A petition has been launched objecting to the RBL version of Eric Bogle's song. As the originator of the petition Bob Banks says: "To see a great anti-war song sanitised like this, from a condemnation of the folly and obscenity of war, is an insult to the writer of the song, to the many singers who have sung it previously, and ultimately to the armed forces, who know better than anyone else the horrors of war."

The petition calls on RBL to apologise and to print the full words on its website. In truth, No Man's Land should be withdrawn as RBL's poppy appeal song. You can sign the petition here...:

The use of the annual poppy day to promote support for militarism is reflected in the commemoration of the First World War centenary, which David Cameron says he hopes will be a "celebration" like the Queen's Jubilee. The campaign No Glory in War was set up after Cameron's announcement, when an open letter was signed by many prominent public figures, calling for "an anniversary that is used to promote peace and international co-operation". The letter has now been signed by close to 20,000 people. You can add your name to the letter, here...

In the wake of the centenary commemoration, there has been an attempt by some politicians and historians to re-write history and justify World War One as a noble, and necessary war, regardless of the 20 million who were slaughtered and millions more seriously wounded.
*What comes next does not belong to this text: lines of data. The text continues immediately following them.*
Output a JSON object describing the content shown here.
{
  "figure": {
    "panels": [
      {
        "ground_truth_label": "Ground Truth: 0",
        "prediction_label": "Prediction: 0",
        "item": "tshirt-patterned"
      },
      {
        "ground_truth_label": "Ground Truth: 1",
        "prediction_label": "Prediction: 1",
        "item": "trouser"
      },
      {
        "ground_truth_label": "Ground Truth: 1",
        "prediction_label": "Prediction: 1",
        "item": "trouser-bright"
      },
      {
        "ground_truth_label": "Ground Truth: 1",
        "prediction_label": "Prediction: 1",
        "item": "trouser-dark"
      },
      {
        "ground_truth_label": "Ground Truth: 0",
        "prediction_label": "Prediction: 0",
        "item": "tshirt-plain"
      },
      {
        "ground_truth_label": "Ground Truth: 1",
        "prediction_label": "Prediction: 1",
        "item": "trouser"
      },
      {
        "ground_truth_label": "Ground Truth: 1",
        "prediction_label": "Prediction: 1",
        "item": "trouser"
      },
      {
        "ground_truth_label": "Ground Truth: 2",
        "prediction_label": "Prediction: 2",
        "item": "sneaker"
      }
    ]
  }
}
We can remind ourselves of the folly and obscenity of all war by playing a version of Eric Bogle's classic song as it was meant to be sung. It is performed here by The Fureys with Davey Arthur:

Lyrics

Well, how do you do, young Willie McBride?
Do you mind if I sit here down by your graveside?
And rest for a while in the warm summer sun,
I've been walking all day, and I'm nearly done.
I see by your gravestone you were only 19
When you joined the great fallen in 1916,
I hope you died well and I hope you died clean
Or, Willie McBride, was it slow and obscene?
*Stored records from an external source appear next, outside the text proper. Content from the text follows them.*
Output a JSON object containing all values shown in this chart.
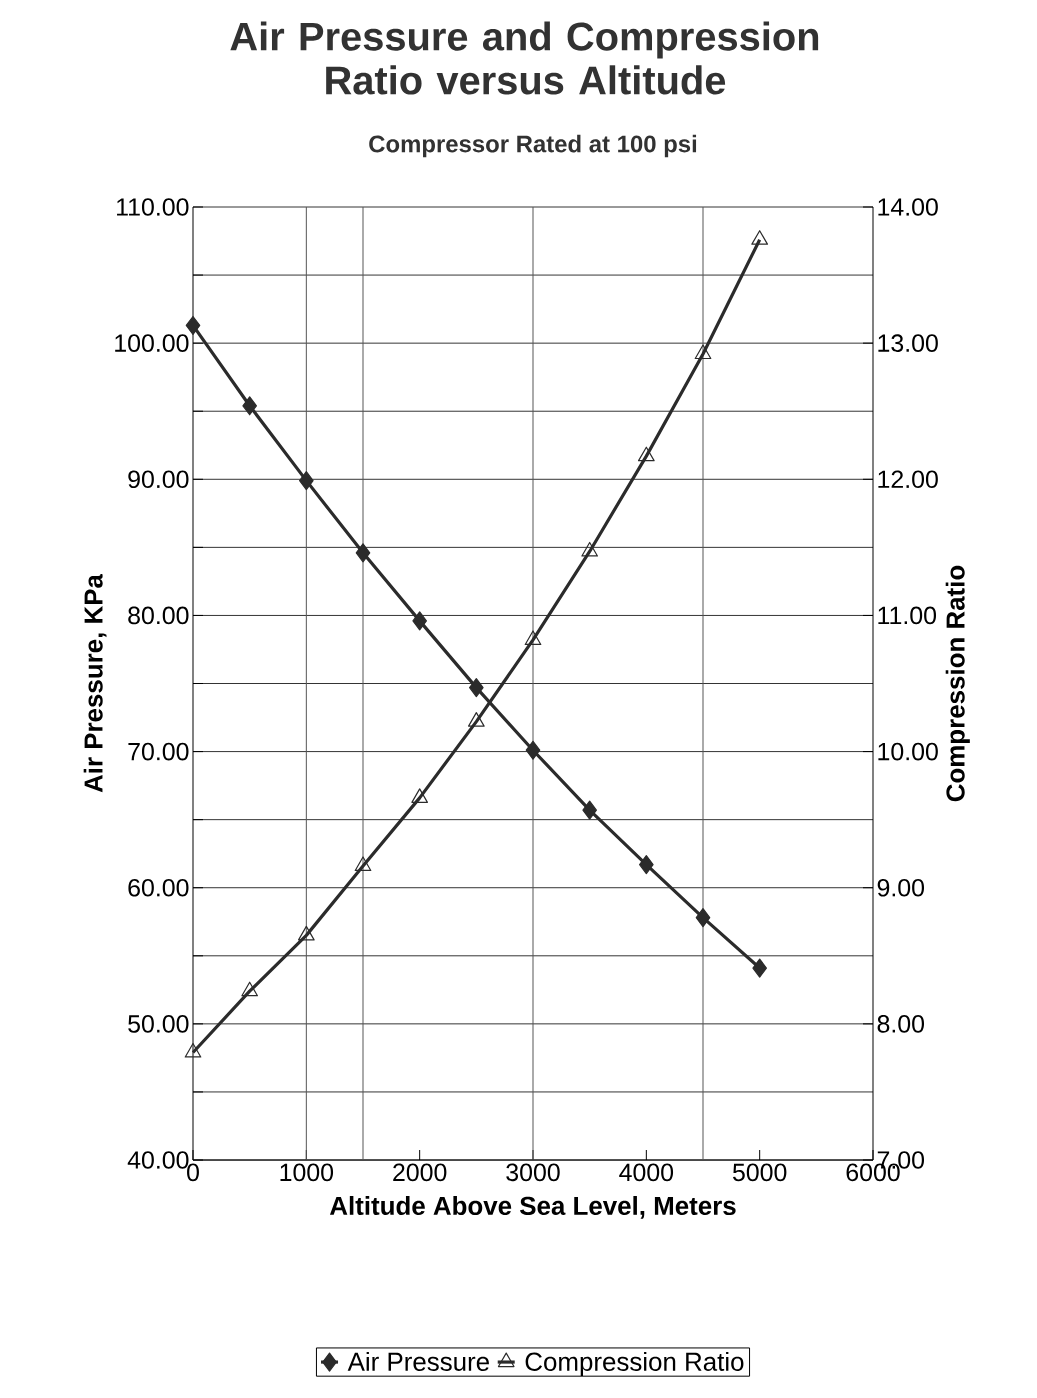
{
  "chart_data": {
    "type": "line",
    "title": "Air Pressure and Compression Ratio versus Altitude",
    "subtitle": "Compressor Rated at 100 psi",
    "xlabel": "Altitude Above Sea Level, Meters",
    "ylabel": "Air Pressure, KPa",
    "y2label": "Compression Ratio",
    "x": [
      0,
      500,
      1000,
      1500,
      2000,
      2500,
      3000,
      3500,
      4000,
      4500,
      5000
    ],
    "series": [
      {
        "name": "Air Pressure",
        "color": "#2b2b2b",
        "marker": "diamond",
        "values": [
          101.3,
          95.4,
          89.9,
          84.6,
          79.6,
          74.7,
          70.1,
          65.7,
          61.7,
          57.8,
          54.1
        ]
      },
      {
        "name": "Compression Ratio",
        "color": "#2b2b2b",
        "marker": "triangle",
        "axis": "y2",
        "values": [
          7.79,
          8.24,
          8.65,
          9.16,
          9.66,
          10.22,
          10.82,
          11.47,
          12.17,
          12.92,
          13.76
        ]
      }
    ],
    "xlim": [
      0,
      6000
    ],
    "xticks": [
      0,
      1000,
      2000,
      3000,
      4000,
      5000,
      6000
    ],
    "ylim": [
      40,
      110
    ],
    "yticks": [
      {
        "value": 40,
        "label": "40.00"
      },
      {
        "value": 45,
        "label": null
      },
      {
        "value": 50,
        "label": "50.00"
      },
      {
        "value": 55,
        "label": null
      },
      {
        "value": 60,
        "label": "60.00"
      },
      {
        "value": 65,
        "label": null
      },
      {
        "value": 70,
        "label": "70.00"
      },
      {
        "value": 75,
        "label": null
      },
      {
        "value": 80,
        "label": "80.00"
      },
      {
        "value": 85,
        "label": null
      },
      {
        "value": 90,
        "label": "90.00"
      },
      {
        "value": 95,
        "label": null
      },
      {
        "value": 100,
        "label": "100.00"
      },
      {
        "value": 105,
        "label": null
      },
      {
        "value": 110,
        "label": "110.00"
      }
    ],
    "y2lim": [
      7,
      14
    ],
    "y2ticks": [
      {
        "value": 7,
        "label": "7.00"
      },
      {
        "value": 8,
        "label": "8.00"
      },
      {
        "value": 9,
        "label": "9.00"
      },
      {
        "value": 10,
        "label": "10.00"
      },
      {
        "value": 11,
        "label": "11.00"
      },
      {
        "value": 12,
        "label": "12.00"
      },
      {
        "value": 13,
        "label": "13.00"
      },
      {
        "value": 14,
        "label": "14.00"
      }
    ],
    "ref_lines": [
      {
        "axis": "x",
        "value": 1000,
        "color": "#555555"
      },
      {
        "axis": "x",
        "value": 1500,
        "color": "#555555"
      },
      {
        "axis": "x",
        "value": 3000,
        "color": "#555555"
      },
      {
        "axis": "x",
        "value": 4500,
        "color": "#555555"
      }
    ],
    "grid": "y",
    "legend": "bottom",
    "line_style": "solid"
  }
}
Did they beat the drum slowly, did they play the fife lowly?
Did they sound the death march as they lowered you down?
Did the band play The Last Post in chorus?
And did the pipes play the Flowers of the Forest?

Did you leave a wife or a sweetheart behind
In some faithful heart is your memory enshrined?
Although, you died back in 1916,
In that faithful heart are you forever 19?
Or are you a stranger without even a name,
Enclosed in forever behind the glass frame,
In an old photograph, torn, battered and stained,
And faded to yellow in a brown leather frame?

Did they beat the drum slowly, did they play the fife lowly?
Did they sound the death march as they lowered you down?
Did the band play The Last Post in chorus?
And did the pipes play the Flowers of the Forest?

The sun now it shines on the green fields of France;
There’s a warm summer breeze that makes the red poppies dance.
And look how the sun shines from under the clouds
There’s no gas, no barbed wire, there’s no guns firing now.
But here in this graveyard it’s still No Man's Land
The countless white crosses stand mute in the sand
To man's blind indifference to his fellow man.
To a whole generation that were butchered and damned.

Did they beat the drum slowly, did they play the fife lowly?
Did they sound the death march as they lowered you down?
Did the band play The Last Post in chorus?
And did the pipes play the Flowers of the Forest?

Ah young Willie McBride, I can’t help wonder why,
Do those that lie here know why did they die?
And did they believe when they answered the cause,
Did they really believe that this war would end wars?
Well the sorrow, the suffering, the glory, the pain,
The killing and dying, were all done in vain.
For Willie McBride, it all happened again,
And again, and again, and again, and again.

Did they beat the drum slowly, did they play the fife lowly?
Did they sound the death march as they lowered you down?
Did the band play The Last Post in chorus?
And did the pipes play the Flowers of the Forest?

Did they beat the drum slowly, did they play the fife lowly?
Did they sound the death march as they lowered you down?
Did the band play The Last Post in chorus?
And did the pipes play the Flowers of the Forest?